The kids looked at him blankly. “No, I think this room is full.”


“OK, I will check again with the desk.”


And he was gone.


That, my friends, is a hostel experience.


But not a hostile one. We would be the source of that. Please note that the perpetrator of this faux pas has asked to have his/her name be redacted from the record, so I will describe the incident anonymously.


Susie and I went to the free breakfast at 7AM. Over the next 10-15 minutes, three of the other four children went down individually to join us. The Breakfast Room is confusingly situated with even more confusing signage.


Here is what we see.


Susie and I correctly walked to the right and down the corridor to this open door. We then went to a room to the right. But as our children started to arrive, they could see us in the room behind this door, so they attempted to open it despite the fact that there is a table and chair in the way.
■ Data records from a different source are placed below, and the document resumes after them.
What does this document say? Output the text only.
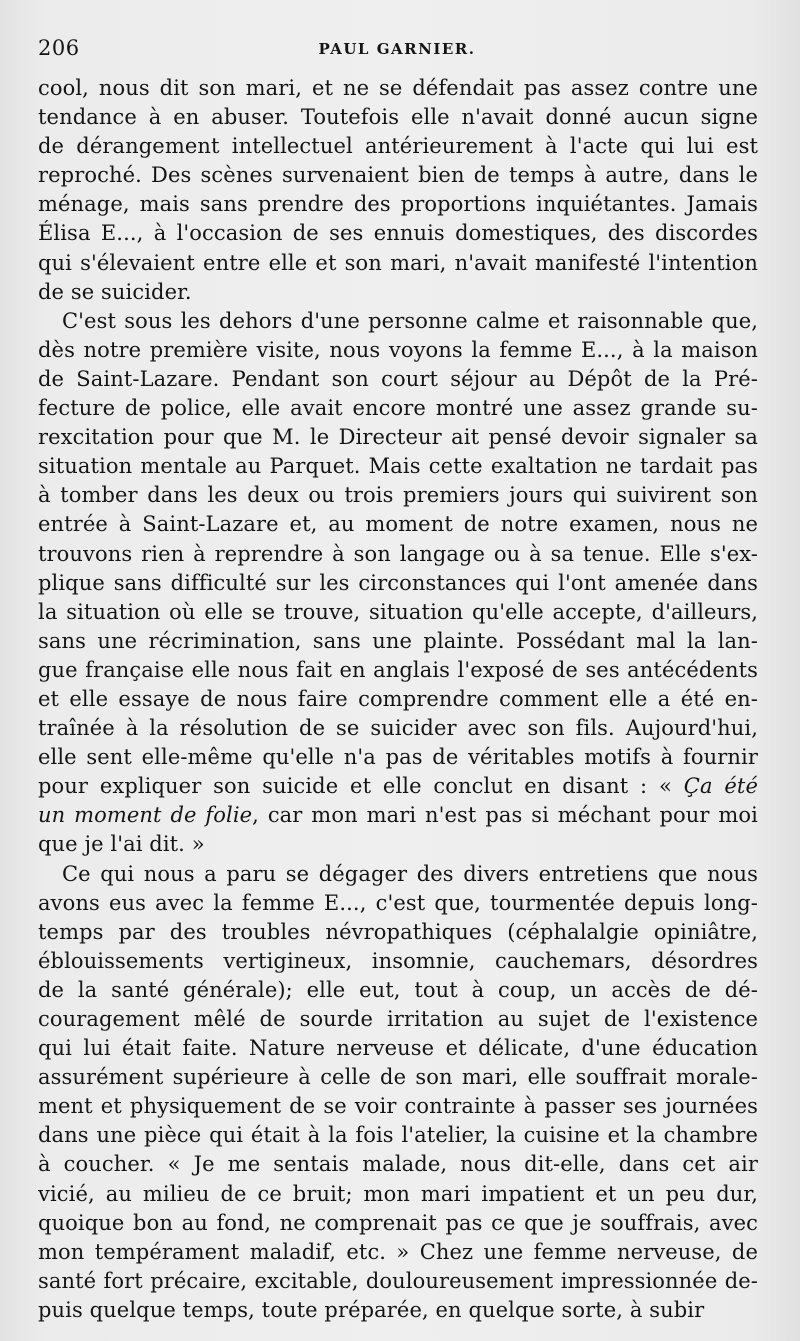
206	PAUL GARNIER.

cool, nous dit son mari, et ne se défendait pas assez contre une
tendance à en abuser. Toutefois elle n'avait donné aucun signe
de dérangement intellectuel antérieurement à l'acte qui lui est
reproché. Des scènes survenaient bien de temps à autre, dans le
ménage, mais sans prendre des proportions inquiétantes. Jamais
Élisa E..., à l'occasion de ses ennuis domestiques, des discordes
qui s'élevaient entre elle et son mari, n'avait manifesté l'intention
de se suicider.

C'est sous les dehors d'une personne calme et raisonnable que,
dès notre première visite, nous voyons la femme E..., à la maison
de Saint-Lazare. Pendant son court séjour au Dépôt de la Pré-
fecture de police, elle avait encore montré une assez grande su-
rexcitation pour que M. le Directeur ait pensé devoir signaler sa
situation mentale au Parquet. Mais cette exaltation ne tardait pas
à tomber dans les deux ou trois premiers jours qui suivirent son
entrée à Saint-Lazare et, au moment de notre examen, nous ne
trouvons rien à reprendre à son langage ou à sa tenue. Elle s'ex-
plique sans difficulté sur les circonstances qui l'ont amenée dans
la situation où elle se trouve, situation qu'elle accepte, d'ailleurs,
sans une récrimination, sans une plainte. Possédant mal la lan-
gue française elle nous fait en anglais l'exposé de ses antécédents
et elle essaye de nous faire comprendre comment elle a été en-
traînée à la résolution de se suicider avec son fils. Aujourd'hui,
elle sent elle-même qu'elle n'a pas de véritables motifs à fournir
pour expliquer son suicide et elle conclut en disant : « Ça été
un moment de folie, car mon mari n'est pas si méchant pour moi
que je l'ai dit. »

Ce qui nous a paru se dégager des divers entretiens que nous
avons eus avec la femme E..., c'est que, tourmentée depuis long-
temps par des troubles névropathiques (céphalalgie opiniâtre,
éblouissements vertigineux, insomnie, cauchemars, désordres
de la santé générale); elle eut, tout à coup, un accès de dé-
couragement mêlé de sourde irritation au sujet de l'existence
qui lui était faite. Nature nerveuse et délicate, d'une éducation
assurément supérieure à celle de son mari, elle souffrait morale-
ment et physiquement de se voir contrainte à passer ses journées
dans une pièce qui était à la fois l'atelier, la cuisine et la chambre
à coucher. « Je me sentais malade, nous dit-elle, dans cet air
vicié, au milieu de ce bruit; mon mari impatient et un peu dur,
quoique bon au fond, ne comprenait pas ce que je souffrais, avec
mon tempérament maladif, etc. » Chez une femme nerveuse, de
santé fort précaire, excitable, douloureusement impressionnée de-
puis quelque temps, toute préparée, en quelque sorte, à subir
Ah, but the poor signage had even more to offer. When the fourth of our progeny descended the stairs, s/he saw this sign with a clear arrow.


S/he did not walk down the corridor. S/he did not walk into the open door.


Our hungry traveller opened the door directly next to the arrow saying “Breakfast room”. 

  Breakfast room.jpg


Wrong room.


Wrong room at the wrong time.


Breakfast was not on the menu. Inside was a couple. An affectionate couple having a private moment. Our now humiliated Baskin child had arrived while they were “en flagrante”.


S/he retreated and went back upstairs. Oddly enough, her/his appetite was no longer quite the same, replaced with embarrassment. I suspect the same might be true about the couple as well.